James Lyall, executive director, ACLU of Vermont, said: “By targeting people charged but not convicted of any crime, Trump’s deportation policy takes the legal principle that people are innocent until proven guilty and stands it on its head. This arrest isn’t just an attack on the immigrant community—it’s also an attack on the legal system itself.”
All are currently being held in ICE custody at the Strafford County detention facility in Dover, NH. Mr. Carrillo is held on $21,000 bail, Mr. Balcazar on $14,000, and Ms. Palacios is held without bail. None of the three have criminal records, and neither Mr. Balcazar, nor Ms. Palacios, has ever been charged with any crimes. ICE has placed the three in removal proceedings and will seek to deport them from the United States.
Supporters organized a march and rally on Saturday to denounce the recent arrests, which took place in downtown Burlington. Hundreds gathered in solidarity with the detained activists, less than 24 hours after Friday’s arrest.
Supporters will hold more rallies this week in Montpelier and Brattleboro. Migrant Justice has also circulated petitions calling for the release of the three members and for their deportation cases to be closed.
“When Boston ICE Director Todd Thurlow opened up his computer this morning, he saw more than 4,000 emails from supporters calling for the release of these detained human rights leaders,” said Migrant Justice staff member Will Lambek on an interview this morning with Democracy Now’s Juan González.
Mr. Balcazar is a spokesperson for Migrant Justice and a recognized human rights leader. He came to Vermont from Mexico when he was 17, joining his parents to work in the state’s storied dairy industry. He became involved in the successful campaign to pass legislation granting access to driver’s licenses to immigrant workers in Vermont and soon became a leader in Migrant Justice. He has recently served on the Vermont Attorney General’s “immigration task force,” representing immigrant farmworkers and helping to craft a guidance manual for Vermont cities and towns regarding their role in immigration law enforcement.
Ms. Palacios is an active leader with Migrant Justice. After coming to Vermont from Peru, she became involved with Migrant Justice in 2016, aiding in a successful campaign to free then detained Migrant Justice leader, Victor Díaz. Ms. Palacios helped organize groups of female immigrant farmworkers through Migrant Justice’s women’s groups. She has become involved in the national movement for immigrant rights and food justice, attending gatherings of the Food Chain Workers Alliance and the Cosecha Movement.
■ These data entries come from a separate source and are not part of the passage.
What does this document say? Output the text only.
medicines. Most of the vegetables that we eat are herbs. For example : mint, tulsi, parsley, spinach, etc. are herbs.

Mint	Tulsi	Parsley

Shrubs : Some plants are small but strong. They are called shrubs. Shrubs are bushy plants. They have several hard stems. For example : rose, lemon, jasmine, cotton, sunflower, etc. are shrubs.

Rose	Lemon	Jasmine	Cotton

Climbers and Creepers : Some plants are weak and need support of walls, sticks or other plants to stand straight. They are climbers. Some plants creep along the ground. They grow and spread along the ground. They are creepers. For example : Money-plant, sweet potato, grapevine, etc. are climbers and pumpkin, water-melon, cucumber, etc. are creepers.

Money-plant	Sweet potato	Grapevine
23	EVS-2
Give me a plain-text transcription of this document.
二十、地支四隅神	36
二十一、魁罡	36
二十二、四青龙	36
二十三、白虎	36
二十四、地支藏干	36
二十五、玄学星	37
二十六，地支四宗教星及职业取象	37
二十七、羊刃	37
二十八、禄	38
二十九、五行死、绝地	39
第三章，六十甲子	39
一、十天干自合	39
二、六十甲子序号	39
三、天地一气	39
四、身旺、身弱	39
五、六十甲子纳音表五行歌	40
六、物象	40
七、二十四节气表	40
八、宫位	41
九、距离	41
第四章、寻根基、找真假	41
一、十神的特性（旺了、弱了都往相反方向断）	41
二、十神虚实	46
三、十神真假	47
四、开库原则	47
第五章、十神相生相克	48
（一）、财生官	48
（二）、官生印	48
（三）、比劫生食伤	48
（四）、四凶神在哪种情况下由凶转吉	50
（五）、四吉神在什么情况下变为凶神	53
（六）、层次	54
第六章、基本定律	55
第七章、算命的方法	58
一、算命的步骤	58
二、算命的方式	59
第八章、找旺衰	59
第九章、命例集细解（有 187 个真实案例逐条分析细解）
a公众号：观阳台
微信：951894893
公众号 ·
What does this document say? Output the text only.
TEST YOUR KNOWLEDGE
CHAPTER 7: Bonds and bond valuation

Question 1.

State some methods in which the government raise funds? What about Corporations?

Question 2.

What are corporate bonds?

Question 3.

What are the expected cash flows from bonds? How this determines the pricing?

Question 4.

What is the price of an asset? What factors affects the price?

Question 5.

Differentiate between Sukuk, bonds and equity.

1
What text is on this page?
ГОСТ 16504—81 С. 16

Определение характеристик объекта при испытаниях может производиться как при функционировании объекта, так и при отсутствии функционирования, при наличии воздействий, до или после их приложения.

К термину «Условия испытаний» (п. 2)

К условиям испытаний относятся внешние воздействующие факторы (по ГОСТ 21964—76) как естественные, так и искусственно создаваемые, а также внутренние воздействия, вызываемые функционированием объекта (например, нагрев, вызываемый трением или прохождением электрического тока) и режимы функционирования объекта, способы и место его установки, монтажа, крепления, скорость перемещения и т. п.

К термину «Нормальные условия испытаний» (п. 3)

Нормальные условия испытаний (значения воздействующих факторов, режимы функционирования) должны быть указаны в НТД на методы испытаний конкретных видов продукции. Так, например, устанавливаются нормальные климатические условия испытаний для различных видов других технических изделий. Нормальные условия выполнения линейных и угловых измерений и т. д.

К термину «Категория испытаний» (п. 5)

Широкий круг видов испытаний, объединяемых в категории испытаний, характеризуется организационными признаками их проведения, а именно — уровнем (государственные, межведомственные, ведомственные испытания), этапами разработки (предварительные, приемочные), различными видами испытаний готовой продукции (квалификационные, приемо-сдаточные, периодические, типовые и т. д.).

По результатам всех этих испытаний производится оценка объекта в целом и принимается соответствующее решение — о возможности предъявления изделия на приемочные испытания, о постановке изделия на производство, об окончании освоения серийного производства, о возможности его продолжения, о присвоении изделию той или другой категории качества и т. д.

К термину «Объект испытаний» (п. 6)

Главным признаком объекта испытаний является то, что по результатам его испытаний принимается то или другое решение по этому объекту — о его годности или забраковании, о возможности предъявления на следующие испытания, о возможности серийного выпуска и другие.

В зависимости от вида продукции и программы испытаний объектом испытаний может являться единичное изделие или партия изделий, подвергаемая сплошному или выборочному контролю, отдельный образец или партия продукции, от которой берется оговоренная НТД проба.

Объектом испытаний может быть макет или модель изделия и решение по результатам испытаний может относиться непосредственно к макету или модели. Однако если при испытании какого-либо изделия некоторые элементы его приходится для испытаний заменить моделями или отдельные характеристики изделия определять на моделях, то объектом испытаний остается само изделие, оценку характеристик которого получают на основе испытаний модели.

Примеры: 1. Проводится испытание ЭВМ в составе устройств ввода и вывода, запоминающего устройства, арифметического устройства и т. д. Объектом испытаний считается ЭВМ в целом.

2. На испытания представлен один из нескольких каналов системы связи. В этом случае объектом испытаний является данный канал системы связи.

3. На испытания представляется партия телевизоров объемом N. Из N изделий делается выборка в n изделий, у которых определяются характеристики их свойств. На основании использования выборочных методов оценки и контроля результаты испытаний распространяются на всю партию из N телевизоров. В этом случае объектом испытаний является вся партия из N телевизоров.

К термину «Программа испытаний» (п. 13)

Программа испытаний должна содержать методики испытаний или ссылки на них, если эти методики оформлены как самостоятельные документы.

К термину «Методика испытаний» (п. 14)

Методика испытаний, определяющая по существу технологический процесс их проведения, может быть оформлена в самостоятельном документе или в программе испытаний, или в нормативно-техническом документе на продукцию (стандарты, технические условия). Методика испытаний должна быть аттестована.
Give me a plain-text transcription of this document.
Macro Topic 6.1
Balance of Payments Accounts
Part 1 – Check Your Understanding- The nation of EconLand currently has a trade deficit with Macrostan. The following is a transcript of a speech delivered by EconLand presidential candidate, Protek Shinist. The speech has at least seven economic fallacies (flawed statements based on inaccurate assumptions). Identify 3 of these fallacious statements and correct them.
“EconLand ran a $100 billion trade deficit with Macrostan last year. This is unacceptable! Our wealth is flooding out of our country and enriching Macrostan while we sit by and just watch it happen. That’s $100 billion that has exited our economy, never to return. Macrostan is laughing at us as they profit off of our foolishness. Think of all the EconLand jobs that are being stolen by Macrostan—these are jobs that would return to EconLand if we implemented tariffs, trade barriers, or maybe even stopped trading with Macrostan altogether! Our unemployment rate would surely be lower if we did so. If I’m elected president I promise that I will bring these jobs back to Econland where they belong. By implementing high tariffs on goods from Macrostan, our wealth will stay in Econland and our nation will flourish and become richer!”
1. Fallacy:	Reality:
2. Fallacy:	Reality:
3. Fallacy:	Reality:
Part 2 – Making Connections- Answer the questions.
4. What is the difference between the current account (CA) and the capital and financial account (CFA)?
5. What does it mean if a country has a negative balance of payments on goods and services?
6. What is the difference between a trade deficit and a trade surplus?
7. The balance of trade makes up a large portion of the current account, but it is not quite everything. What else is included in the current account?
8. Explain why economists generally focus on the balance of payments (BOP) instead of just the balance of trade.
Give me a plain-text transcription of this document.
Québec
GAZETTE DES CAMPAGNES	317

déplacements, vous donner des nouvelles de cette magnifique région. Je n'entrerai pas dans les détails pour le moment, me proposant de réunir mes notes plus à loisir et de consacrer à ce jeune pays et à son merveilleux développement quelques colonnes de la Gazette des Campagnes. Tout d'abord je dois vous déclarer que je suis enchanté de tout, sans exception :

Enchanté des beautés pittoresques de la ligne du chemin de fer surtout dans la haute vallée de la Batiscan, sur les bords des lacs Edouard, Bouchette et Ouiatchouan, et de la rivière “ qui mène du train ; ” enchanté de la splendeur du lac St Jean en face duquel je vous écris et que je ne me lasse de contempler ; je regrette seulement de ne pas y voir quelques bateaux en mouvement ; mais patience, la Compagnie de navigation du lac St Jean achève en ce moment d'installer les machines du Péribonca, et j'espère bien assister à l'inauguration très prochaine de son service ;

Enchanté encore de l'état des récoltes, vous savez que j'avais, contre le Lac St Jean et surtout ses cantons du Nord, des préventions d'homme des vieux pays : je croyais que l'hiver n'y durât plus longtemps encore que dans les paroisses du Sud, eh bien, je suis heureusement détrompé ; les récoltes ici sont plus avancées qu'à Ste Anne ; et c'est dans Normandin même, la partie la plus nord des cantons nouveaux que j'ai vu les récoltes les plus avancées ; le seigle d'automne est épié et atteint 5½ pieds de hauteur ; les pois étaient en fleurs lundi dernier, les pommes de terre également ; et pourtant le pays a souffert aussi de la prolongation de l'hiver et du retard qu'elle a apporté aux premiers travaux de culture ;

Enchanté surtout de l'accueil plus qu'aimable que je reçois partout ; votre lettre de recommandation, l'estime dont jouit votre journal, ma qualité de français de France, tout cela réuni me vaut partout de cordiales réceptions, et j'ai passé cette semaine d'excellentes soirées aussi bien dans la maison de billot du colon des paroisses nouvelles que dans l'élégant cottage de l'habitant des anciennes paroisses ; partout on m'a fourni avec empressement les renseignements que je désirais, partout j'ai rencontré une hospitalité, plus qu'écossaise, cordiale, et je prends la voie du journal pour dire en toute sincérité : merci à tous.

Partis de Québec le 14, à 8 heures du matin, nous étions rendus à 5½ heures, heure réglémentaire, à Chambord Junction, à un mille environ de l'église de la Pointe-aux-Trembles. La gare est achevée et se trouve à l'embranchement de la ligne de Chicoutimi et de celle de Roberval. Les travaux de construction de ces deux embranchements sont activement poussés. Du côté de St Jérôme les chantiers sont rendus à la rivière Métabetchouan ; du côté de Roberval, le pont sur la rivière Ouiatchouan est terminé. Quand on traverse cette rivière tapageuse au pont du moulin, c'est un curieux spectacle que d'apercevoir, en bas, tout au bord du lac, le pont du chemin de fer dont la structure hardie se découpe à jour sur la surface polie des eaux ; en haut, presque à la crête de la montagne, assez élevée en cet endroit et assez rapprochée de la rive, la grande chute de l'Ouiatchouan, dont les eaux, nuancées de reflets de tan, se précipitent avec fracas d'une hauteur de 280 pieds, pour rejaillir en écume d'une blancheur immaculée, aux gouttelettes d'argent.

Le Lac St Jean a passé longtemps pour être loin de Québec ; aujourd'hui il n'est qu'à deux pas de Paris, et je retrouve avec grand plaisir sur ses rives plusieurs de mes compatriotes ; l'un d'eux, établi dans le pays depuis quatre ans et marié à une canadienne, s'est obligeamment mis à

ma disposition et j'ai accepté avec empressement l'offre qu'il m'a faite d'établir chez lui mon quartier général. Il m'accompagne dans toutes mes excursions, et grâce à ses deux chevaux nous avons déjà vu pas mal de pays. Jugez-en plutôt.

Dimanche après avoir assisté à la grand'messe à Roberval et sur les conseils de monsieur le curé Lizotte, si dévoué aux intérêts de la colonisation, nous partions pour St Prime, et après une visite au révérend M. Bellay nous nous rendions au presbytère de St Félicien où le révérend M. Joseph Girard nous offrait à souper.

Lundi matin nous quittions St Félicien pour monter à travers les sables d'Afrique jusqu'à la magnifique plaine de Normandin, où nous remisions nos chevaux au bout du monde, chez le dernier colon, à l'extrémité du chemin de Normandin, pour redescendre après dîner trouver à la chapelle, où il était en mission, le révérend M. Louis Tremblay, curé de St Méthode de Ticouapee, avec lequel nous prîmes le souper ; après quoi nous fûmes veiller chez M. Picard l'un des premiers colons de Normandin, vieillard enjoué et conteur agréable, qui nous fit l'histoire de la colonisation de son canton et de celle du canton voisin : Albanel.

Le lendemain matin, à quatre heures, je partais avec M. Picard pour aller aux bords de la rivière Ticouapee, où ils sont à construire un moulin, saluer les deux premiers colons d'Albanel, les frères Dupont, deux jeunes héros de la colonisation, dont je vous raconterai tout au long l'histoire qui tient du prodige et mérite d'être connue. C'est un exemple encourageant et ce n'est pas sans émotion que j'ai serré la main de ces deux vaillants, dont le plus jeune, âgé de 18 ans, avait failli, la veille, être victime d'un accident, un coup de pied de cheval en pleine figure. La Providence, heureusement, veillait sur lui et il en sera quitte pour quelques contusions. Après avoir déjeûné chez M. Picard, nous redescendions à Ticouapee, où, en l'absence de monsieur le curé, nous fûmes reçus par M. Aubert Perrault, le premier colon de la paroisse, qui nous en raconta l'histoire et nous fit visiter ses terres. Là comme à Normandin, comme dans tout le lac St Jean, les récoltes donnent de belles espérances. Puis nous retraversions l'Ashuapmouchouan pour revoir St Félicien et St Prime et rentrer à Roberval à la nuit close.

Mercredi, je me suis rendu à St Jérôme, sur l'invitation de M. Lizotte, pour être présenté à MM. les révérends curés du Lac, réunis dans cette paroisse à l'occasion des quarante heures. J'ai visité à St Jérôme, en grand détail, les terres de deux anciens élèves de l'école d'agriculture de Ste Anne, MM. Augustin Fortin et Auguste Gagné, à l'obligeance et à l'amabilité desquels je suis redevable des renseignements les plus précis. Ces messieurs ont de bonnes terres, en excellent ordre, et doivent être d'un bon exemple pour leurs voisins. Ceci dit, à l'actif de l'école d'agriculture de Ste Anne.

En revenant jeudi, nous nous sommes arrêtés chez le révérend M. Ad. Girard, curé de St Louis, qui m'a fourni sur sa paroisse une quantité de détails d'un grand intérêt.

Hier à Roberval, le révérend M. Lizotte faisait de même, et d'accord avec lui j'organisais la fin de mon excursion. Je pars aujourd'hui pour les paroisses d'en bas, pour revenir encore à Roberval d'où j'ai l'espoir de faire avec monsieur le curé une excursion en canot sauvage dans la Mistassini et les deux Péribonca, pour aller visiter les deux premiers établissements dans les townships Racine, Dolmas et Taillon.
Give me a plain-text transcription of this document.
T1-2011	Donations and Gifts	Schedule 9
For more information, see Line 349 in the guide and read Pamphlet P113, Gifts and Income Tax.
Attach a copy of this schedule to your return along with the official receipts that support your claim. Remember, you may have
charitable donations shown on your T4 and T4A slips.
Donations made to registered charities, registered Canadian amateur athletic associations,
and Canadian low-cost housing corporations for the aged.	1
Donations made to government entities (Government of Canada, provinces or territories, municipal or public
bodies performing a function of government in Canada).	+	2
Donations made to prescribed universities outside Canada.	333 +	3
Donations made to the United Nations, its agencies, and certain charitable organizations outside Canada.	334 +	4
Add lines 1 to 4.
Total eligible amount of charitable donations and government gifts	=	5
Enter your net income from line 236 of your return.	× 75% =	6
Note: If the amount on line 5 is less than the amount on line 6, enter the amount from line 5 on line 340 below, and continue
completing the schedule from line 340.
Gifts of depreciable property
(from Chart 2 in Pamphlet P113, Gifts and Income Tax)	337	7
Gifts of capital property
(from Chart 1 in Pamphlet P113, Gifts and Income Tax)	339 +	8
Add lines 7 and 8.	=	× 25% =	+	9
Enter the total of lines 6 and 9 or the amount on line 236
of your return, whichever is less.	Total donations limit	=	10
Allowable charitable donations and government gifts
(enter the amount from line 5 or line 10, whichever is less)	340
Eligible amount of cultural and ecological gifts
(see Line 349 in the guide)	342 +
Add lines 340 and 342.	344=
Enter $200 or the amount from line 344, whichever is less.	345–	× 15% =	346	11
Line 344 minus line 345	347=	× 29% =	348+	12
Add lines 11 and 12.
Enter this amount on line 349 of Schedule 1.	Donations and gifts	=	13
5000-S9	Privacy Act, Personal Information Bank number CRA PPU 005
Mr. Balcazar is one of the principle architects of “Milk with Dignity,” a program to improve conditions in the dairy industry through commitments from dairy corporations to implement supply chain codes of conduct. Mr. Balcazar helped to lead the campaign that resulted in Ben & Jerry’s signing a commitment to join the Milk with Dignity program in 2015, and both he and Ms. Palacios have been part of efforts to press the ice cream company to follow through on that commitment. Mr. Balcazar is due to speak about Milk with Dignity at a Harvard University conference on April 1.